Rating: 3 out of 5 stars.

Teen comedies about a nerd lusting after the popular girl/guy are nothing new. John Hughes solidified the genre in the 80s and, in recent years, Judd Apatow adapted the stories for an older generation. So with an easily guessable plot and character arch, where does that leave I Love You, Beth Cooper? While it’s far from a masterpiece of the genre, it’s a welcome, original addition that is sure to be a late night TV staple in years to come.

The 90s were ripe with so-bad-they’re-good teen rom-coms -- a few enjoyable ones and countless bland Hughes wannabes. Then Judd Apatow came along and completely reinvented the style, especially with the Seth Rogen penned and Greg Mottola directed Superbad. Not only did the film have heart, like 16 Candles, but it was also raunchy, dirty and, above all, hilarious.

Mottola went on to also direct this year’s Adventureland, another teen rom-com set in the 80s to much critical acclaim. With the surge of this genre reconstruction, it’s hard to separate I Love You, Beth Cooper from its predecessors (and inevitable followers), but it has enough of its own originality to stand on its own two feet, even if it doesn’t score as big as Superbad or Adventureland.

It can’t hurt that Chris Columbus -- who directed John Hughes’ script Home Alone and its sequel -- helms the film with a seasoned director’s eyes, while convincingly creating a fun and amusing high school adventure comedy that doesn’t feel contrived during its more sentimental moments.
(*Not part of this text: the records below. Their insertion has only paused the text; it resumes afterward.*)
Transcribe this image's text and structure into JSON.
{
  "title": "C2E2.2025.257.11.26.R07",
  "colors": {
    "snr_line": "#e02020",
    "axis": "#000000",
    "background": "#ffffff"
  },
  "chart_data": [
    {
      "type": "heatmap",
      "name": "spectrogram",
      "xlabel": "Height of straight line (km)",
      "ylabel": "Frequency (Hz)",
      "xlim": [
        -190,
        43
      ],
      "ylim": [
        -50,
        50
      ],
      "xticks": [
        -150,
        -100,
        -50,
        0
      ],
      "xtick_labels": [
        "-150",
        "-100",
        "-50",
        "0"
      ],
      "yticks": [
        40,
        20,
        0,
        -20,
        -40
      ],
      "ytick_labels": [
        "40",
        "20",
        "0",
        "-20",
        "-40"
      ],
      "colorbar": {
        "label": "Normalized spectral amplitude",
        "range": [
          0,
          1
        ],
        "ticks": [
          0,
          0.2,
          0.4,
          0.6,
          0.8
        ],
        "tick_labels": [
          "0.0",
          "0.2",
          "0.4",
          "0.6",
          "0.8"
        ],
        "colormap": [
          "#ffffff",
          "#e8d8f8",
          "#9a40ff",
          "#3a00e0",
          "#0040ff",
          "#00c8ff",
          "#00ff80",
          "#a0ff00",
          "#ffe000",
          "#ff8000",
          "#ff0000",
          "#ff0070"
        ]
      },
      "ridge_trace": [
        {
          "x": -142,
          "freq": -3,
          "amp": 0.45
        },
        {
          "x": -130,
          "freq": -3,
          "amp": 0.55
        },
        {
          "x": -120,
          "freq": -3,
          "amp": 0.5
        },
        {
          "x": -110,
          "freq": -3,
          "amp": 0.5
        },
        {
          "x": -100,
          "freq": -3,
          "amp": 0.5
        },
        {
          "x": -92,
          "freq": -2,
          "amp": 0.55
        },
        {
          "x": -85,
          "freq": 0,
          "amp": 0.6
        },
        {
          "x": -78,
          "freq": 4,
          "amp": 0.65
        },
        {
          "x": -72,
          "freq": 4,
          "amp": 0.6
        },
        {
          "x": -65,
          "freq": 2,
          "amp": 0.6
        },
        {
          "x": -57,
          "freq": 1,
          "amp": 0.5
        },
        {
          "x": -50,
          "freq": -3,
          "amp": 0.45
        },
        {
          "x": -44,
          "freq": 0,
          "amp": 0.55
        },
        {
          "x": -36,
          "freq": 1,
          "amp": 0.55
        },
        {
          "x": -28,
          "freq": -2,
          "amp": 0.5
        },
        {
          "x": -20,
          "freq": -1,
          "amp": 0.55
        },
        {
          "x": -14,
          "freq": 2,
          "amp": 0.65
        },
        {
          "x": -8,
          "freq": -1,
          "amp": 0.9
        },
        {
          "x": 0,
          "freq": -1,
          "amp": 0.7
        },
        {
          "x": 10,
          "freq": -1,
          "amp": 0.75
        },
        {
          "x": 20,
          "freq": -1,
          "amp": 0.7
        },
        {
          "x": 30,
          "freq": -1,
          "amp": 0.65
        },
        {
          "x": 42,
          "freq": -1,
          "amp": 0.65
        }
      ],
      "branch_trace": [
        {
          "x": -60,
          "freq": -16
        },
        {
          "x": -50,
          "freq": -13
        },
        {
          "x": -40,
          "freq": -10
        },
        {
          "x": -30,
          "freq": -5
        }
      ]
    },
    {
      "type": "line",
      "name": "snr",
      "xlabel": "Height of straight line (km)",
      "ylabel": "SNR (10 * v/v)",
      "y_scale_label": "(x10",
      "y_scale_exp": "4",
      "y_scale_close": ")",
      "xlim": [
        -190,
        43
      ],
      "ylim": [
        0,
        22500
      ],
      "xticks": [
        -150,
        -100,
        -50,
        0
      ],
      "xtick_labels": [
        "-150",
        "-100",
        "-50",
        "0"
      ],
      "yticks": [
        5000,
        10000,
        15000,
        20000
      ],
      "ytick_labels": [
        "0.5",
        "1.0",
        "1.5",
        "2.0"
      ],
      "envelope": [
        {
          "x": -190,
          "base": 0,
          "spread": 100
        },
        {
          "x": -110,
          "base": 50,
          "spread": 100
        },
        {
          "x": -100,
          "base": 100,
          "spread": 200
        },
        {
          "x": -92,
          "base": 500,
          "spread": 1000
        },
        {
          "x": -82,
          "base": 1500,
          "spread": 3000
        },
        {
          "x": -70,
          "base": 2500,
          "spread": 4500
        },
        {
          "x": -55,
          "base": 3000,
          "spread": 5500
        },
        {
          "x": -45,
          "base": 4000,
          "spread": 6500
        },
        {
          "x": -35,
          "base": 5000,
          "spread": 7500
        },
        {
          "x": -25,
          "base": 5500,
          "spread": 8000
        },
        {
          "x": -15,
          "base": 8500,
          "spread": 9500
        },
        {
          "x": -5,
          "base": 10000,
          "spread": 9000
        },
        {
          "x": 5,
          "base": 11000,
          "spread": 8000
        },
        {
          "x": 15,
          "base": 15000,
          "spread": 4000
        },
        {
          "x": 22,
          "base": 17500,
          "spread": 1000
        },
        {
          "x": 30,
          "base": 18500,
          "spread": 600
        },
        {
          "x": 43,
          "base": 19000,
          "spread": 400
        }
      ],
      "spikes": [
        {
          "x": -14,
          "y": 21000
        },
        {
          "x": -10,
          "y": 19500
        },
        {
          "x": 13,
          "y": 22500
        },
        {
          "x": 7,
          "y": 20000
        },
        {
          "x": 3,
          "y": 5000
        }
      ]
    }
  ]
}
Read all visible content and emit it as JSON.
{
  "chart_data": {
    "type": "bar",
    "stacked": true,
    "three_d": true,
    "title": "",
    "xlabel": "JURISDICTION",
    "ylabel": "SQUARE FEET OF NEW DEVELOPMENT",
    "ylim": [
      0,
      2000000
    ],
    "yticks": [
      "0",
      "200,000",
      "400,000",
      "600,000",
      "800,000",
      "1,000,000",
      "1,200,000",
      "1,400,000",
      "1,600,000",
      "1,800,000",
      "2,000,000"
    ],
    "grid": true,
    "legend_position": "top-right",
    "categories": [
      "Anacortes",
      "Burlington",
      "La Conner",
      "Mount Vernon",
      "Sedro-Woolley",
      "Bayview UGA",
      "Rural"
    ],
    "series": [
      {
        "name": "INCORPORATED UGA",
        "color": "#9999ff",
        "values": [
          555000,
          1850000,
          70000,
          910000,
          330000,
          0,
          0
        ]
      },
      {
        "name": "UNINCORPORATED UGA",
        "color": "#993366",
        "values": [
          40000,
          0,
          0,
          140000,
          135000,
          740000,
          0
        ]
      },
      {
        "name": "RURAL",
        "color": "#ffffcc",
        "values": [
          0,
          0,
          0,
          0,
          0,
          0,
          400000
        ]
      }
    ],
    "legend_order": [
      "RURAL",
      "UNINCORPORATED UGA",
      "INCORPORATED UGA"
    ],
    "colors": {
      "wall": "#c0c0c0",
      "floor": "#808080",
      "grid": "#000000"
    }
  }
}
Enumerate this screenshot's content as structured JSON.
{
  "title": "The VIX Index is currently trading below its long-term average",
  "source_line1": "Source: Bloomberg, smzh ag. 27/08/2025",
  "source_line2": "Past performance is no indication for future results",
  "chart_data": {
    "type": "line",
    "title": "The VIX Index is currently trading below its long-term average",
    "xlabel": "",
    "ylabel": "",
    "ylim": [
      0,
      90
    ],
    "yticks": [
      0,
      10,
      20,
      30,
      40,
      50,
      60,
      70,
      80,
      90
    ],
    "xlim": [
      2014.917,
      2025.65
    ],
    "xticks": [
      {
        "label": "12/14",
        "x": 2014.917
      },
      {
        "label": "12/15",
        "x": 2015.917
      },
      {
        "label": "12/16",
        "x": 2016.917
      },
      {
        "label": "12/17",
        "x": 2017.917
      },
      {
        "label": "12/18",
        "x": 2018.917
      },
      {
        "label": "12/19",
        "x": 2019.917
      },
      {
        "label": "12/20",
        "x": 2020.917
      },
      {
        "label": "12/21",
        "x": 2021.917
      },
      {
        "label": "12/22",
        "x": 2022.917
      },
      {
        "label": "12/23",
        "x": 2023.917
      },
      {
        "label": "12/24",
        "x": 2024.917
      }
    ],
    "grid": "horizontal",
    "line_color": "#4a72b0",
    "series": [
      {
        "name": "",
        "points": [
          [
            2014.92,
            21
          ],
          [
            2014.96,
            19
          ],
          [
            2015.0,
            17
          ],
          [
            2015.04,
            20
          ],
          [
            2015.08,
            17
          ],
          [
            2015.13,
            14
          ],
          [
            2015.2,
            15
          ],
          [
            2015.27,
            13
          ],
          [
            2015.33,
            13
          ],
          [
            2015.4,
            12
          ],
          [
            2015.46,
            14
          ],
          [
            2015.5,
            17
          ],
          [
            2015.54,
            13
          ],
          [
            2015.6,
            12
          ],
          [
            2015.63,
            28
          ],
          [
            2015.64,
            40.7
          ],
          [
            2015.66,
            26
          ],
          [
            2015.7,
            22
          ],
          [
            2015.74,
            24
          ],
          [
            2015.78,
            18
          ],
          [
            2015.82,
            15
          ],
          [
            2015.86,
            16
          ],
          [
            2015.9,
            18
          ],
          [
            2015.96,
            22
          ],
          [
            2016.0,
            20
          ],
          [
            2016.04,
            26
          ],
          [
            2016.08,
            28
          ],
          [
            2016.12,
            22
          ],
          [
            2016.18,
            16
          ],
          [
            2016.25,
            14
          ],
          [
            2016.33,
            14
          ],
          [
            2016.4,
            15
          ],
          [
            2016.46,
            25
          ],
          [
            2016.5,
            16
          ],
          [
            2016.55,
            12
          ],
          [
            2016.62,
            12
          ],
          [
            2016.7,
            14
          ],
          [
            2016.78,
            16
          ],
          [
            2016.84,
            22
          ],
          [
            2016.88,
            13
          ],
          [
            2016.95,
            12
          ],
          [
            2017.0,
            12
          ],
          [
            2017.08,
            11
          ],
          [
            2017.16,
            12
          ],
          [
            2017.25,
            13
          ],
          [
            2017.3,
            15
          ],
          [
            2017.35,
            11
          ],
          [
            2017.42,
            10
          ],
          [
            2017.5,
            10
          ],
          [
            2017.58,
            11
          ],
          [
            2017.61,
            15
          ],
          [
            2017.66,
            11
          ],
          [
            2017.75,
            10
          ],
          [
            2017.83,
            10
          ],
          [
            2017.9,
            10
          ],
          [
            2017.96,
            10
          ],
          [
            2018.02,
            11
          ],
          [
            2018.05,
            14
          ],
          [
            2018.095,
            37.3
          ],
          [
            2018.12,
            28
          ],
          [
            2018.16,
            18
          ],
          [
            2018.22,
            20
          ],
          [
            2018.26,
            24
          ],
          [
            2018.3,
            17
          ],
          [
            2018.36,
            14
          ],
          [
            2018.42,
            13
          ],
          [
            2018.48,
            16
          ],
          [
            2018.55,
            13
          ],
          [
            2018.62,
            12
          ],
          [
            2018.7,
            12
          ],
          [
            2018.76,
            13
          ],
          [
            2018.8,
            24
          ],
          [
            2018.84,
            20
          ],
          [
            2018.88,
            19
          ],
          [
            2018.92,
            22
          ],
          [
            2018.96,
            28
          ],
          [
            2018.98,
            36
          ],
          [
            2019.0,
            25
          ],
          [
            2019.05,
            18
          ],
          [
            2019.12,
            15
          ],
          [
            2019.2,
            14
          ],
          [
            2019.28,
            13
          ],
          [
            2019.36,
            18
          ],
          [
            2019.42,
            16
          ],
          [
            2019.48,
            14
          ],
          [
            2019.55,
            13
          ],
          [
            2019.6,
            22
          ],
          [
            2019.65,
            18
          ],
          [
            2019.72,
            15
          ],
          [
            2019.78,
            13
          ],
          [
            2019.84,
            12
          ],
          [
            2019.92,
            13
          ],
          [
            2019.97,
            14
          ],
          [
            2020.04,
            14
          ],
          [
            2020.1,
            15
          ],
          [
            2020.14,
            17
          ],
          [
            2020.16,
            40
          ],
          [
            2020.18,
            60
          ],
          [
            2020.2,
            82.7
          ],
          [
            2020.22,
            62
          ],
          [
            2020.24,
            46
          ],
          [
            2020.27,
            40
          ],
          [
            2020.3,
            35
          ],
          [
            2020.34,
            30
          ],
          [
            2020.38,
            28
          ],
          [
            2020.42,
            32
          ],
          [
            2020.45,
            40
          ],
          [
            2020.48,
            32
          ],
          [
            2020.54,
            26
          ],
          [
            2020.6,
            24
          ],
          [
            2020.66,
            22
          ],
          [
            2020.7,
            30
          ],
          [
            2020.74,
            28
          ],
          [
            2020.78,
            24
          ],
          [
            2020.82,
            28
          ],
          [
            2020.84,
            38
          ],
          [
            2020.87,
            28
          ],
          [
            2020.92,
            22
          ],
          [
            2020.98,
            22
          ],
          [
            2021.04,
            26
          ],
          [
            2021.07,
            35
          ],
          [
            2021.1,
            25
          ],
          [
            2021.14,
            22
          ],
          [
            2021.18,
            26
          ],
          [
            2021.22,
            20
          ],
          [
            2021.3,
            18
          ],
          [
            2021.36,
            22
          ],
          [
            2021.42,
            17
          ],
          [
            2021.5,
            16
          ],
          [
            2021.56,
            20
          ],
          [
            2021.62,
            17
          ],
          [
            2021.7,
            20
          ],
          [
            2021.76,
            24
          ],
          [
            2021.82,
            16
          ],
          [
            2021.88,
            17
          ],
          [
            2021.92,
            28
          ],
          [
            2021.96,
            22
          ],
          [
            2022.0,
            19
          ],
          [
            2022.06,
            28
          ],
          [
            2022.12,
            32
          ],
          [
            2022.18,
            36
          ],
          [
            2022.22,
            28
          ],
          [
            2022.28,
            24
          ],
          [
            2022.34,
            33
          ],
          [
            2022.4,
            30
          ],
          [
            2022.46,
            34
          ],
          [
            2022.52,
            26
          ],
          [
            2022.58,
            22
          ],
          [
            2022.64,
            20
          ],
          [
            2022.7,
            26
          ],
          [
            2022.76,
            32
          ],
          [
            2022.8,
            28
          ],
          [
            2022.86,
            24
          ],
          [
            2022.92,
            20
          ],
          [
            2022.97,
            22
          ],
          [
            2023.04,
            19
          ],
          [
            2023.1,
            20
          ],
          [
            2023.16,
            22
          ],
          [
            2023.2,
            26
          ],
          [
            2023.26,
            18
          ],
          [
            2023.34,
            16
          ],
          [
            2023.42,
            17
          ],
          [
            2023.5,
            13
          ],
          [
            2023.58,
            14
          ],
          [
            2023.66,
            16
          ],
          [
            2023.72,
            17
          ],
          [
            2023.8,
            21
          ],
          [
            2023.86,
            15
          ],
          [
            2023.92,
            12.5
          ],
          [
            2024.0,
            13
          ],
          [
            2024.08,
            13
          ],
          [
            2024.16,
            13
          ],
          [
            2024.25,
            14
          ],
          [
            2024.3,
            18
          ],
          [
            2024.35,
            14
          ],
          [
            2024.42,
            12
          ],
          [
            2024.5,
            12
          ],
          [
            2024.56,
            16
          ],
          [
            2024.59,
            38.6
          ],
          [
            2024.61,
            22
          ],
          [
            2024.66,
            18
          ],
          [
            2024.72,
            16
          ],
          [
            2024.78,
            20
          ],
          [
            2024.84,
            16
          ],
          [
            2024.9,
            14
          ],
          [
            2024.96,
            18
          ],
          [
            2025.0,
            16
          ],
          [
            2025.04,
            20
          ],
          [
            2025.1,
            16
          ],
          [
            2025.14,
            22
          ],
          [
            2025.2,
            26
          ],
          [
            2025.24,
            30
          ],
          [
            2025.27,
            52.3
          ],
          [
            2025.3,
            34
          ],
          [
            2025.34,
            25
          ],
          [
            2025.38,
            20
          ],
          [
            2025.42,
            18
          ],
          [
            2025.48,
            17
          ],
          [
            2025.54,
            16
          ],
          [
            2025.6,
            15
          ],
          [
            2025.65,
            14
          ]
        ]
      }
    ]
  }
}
Denis (Paul Rust) is the quintessential Star Wars nerd who lusts after the head cheerleader and is Valedictorian of his graduating high school class. He decides to use his speech to declare his unrequited love of said cheerleader, Beth Cooper, in an act to leave the school with no regrets. Unfortunately, he also insults her testosterone-loaded, Navy boyfriend in the process, effectively drawing a target on his forehead. Like any film about the pairing of the nerdy guy and the popular girl, the film attempts to dispel the stereotypes that go along with those titles, while also affirming that they exist on some surface level.

Beth ("Heroes" hottie Hayden Panettiere) finds some amusement in Denis’ declaration and decides to attend his party, of which she and her “minions” are the only guests. As the two, with friends in tow, try to avoid her roid-rage boyfriend Kevin (Shawn Roberts) from destroying Denis, they break free of their high school bubble and catch a glimpse of what the real world is like, where “nerd” and “cheerleader” aren’t readily applicable.

Relative newcomer Paul Rust definitely scores points as the perpetually awkward teenage boy. Instead of subscribing to the cute Michael Cera brand of boyish discomfort, Rust plays his own character that many will be able to relate to, perhaps more than Cera’s. He may not have the same overall charisma that Cera or Adventureland’s Jesse Eisenberg boast, but he definitely makes an impression on screen. So much so, that it’s obvious he’ll be another young actor to watch.

If you’re looking for something funny yet meaningful, this probably won’t satiate that new Apatowian hunger. But if it’s genuine laughs you’re after then I Love You, Beth Cooper will hold you over.